Конечно, она не подозревала, что смерть сыграет с ней страшную шутку и проберется в ее голову, которую будет уничтожать медленно, жестоко, превращая ее саму в безумную куклу. Что жизнь ее закончится здесь, в грязных коридорах геронтологического отделения больницы Сан-Джованни Ротондо, среди еле двигающихся больных, сгорбленных от одиночества и беседующих со стенами тихим боязливым голосом. Но, быть может, в глубине души ей на это наплевать. Я почти в этом уверен. Здесь или в другом месте, ей все равно. Она уже давно мертва.

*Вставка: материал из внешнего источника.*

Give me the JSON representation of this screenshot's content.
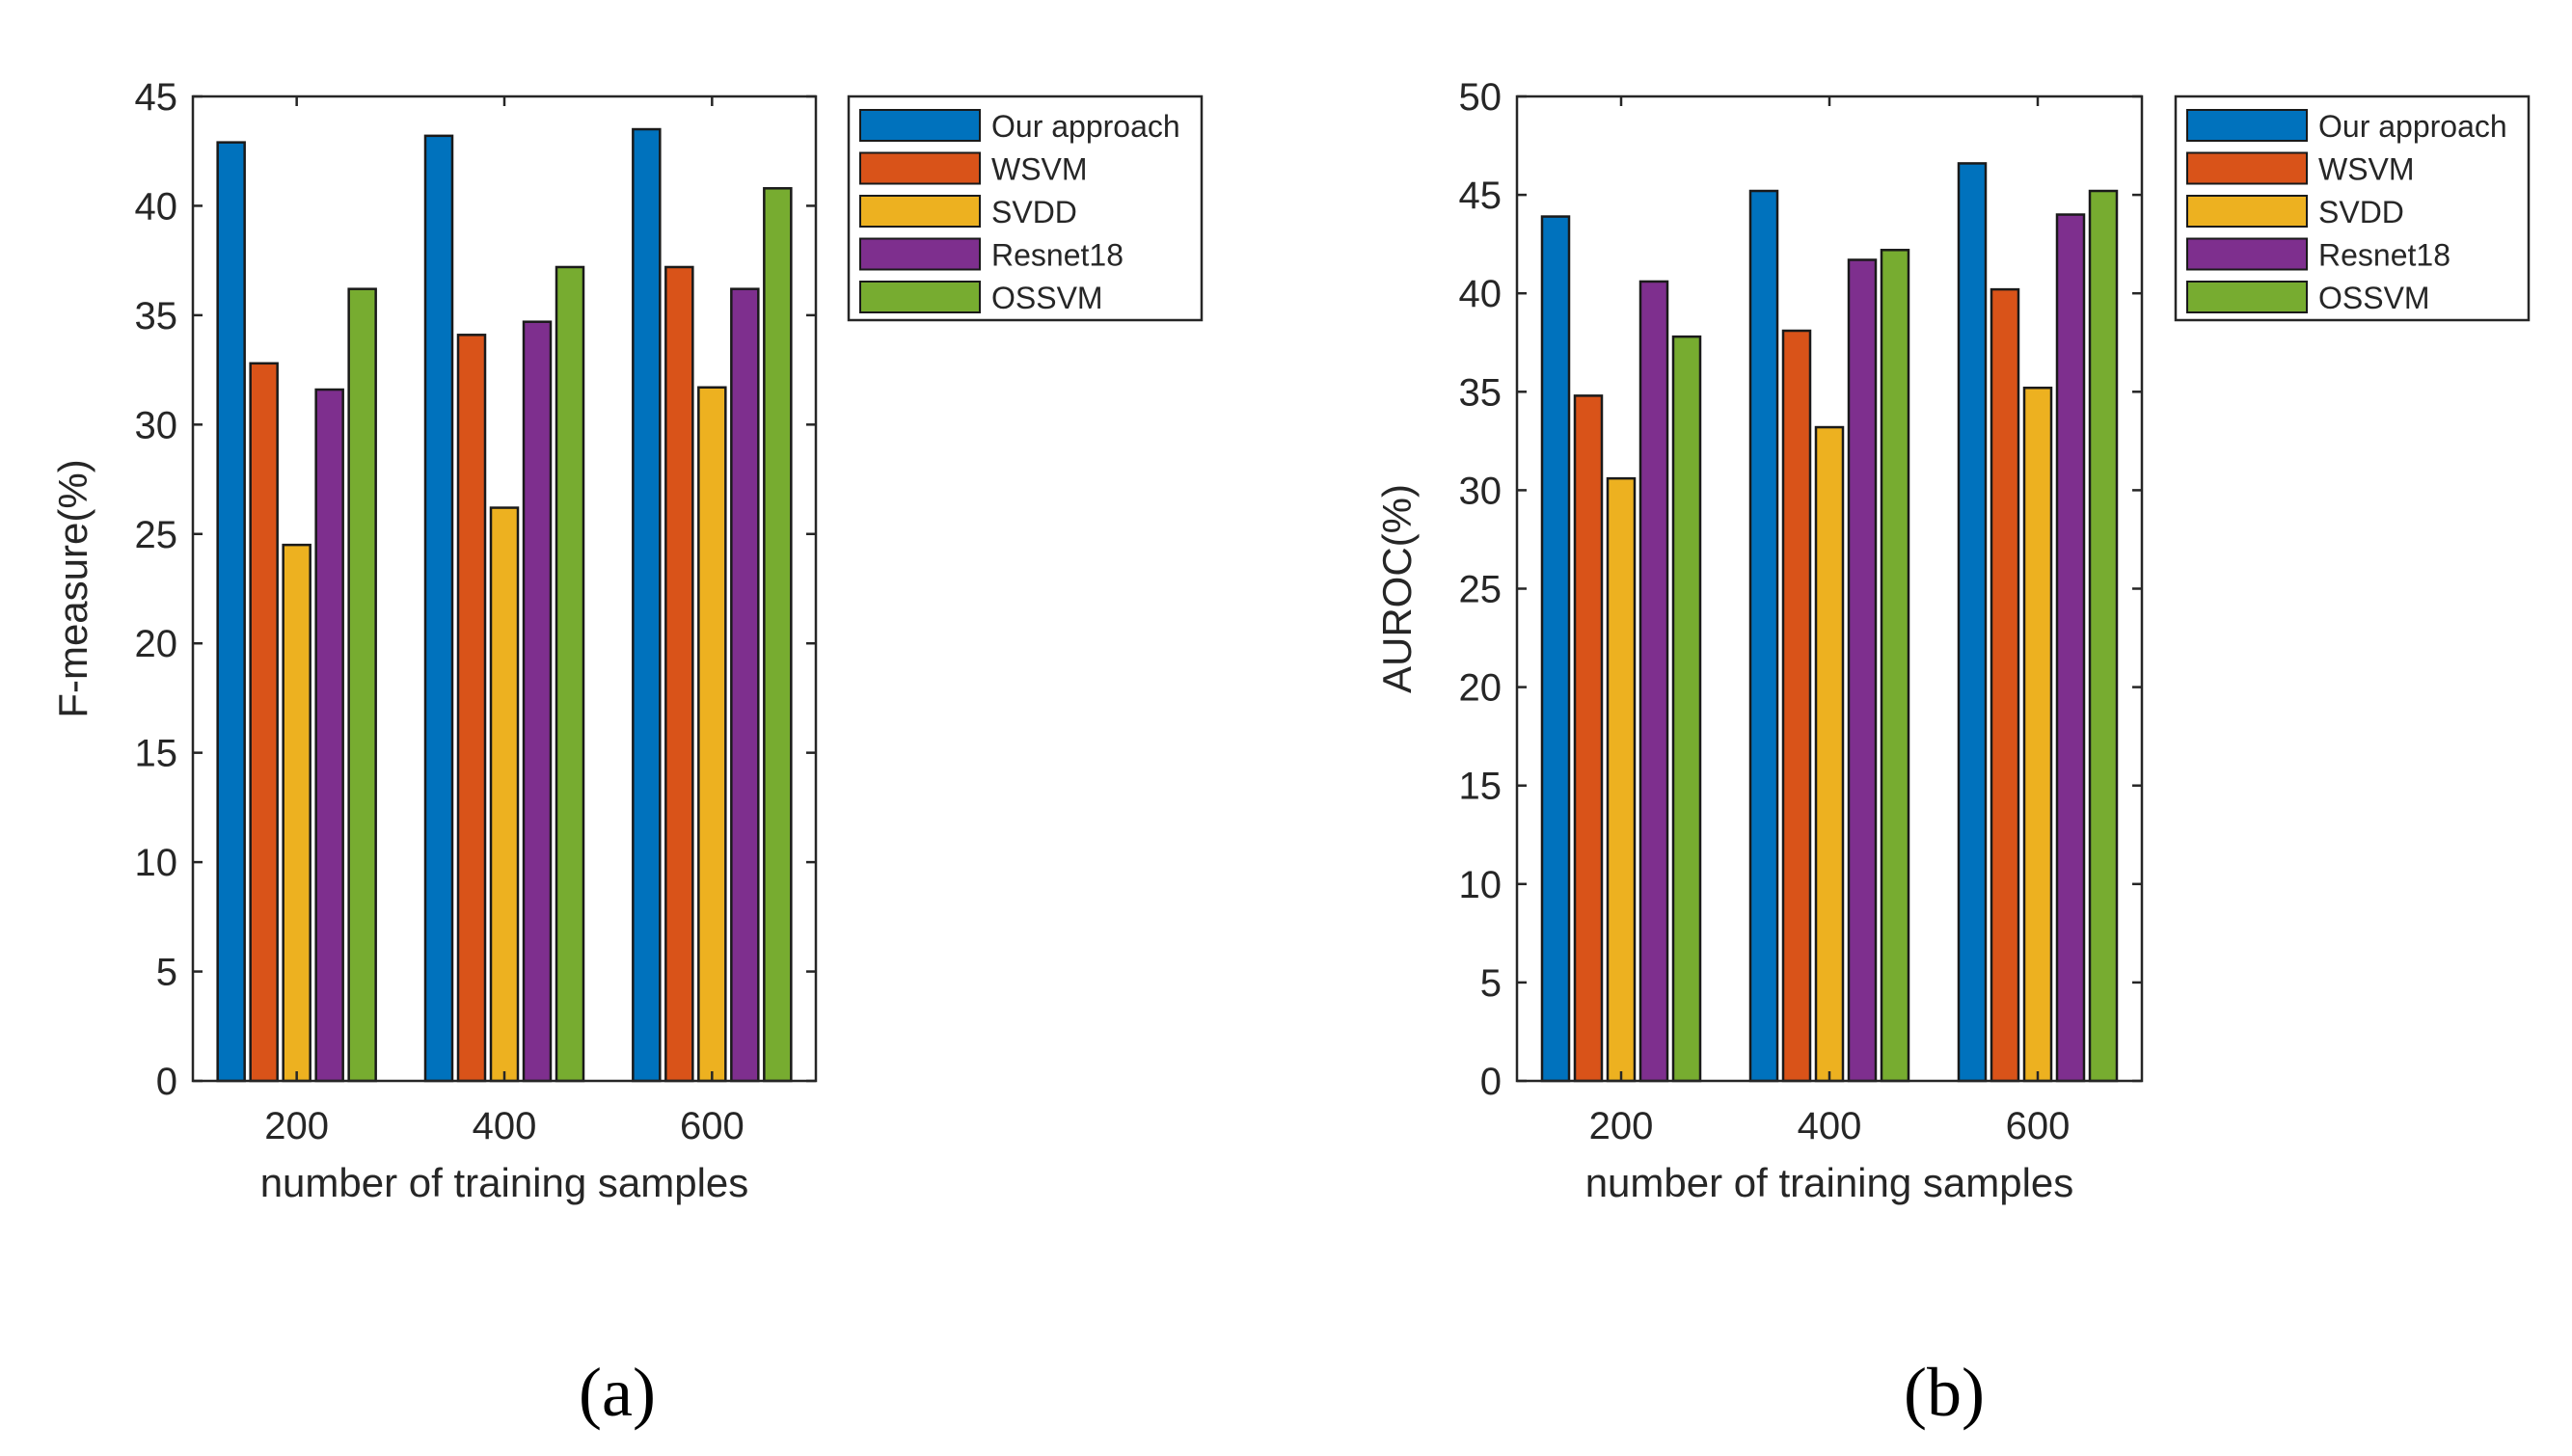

— Поймите, — вновь заговорила медсестра, которая все же хочет убедиться, что я все понял, — очень мало шансов, что она вас узнает.
— Знаю, — улыбаюсь я.
И правда, шансов мало. Как она сможет узнать своего сына, с которым рассталась июньским утром 1980 года на пороге двери, после того как одела его и препоручила отцу? Вспомнит ли она, как в последний раз причесала и поцеловала меня? Но я помню тебя, Джулиана. Помню улыбающейся, помню твой виноватый взгляд — ведь в тот день ты уходила слишком рано. Ты клялась себе, что вечер посвятишь сыну и, как только вернешься, наверстаешь украденное у вас время, — ведь ты не подозревала, что тебе позвонят по телефону и этот звонок навсегда разобьет твою жизнь: ты побежишь куда-то, задыхаясь, с бескровными губами, а потом будешь плакать и плакать, без конца. Мать, я не видел тебя двадцать два года. Ты сдалась, решив, наверно, что тебе незачем больше жить и незачем вспоминать лица и имена. И теперь ты только и делаешь, что уничтожаешь свою память, ты больше не хочешь ничего помнить, ведь даже сына, того, кто был тебе дороже всего, в ней уже нет. Ты живешь среди кошмаров и стонов, испуганная и одинокая. Я знаю. Джулиана. Я встаю. Благодарю медсестру и протягиваю ей руку, чтобы ей не пришло в голову проводить меня. Она называет номер палаты. 507. Джулиана. Пора.
XXIV
Нас снова трое
(август 2002)
Я иду по коридору западного крыла. Из громкоговорителей, установленных по всей больнице, разносится голос — голос, созывающий на молитву. Во всей больнице мужчины и женщины, у которых еще остались силы, тихо прикрыв глаза, читают Ave Maria, чтобы облегчить страдания умирающих. Я не останавливаюсь, не молюсь, я иду дальше.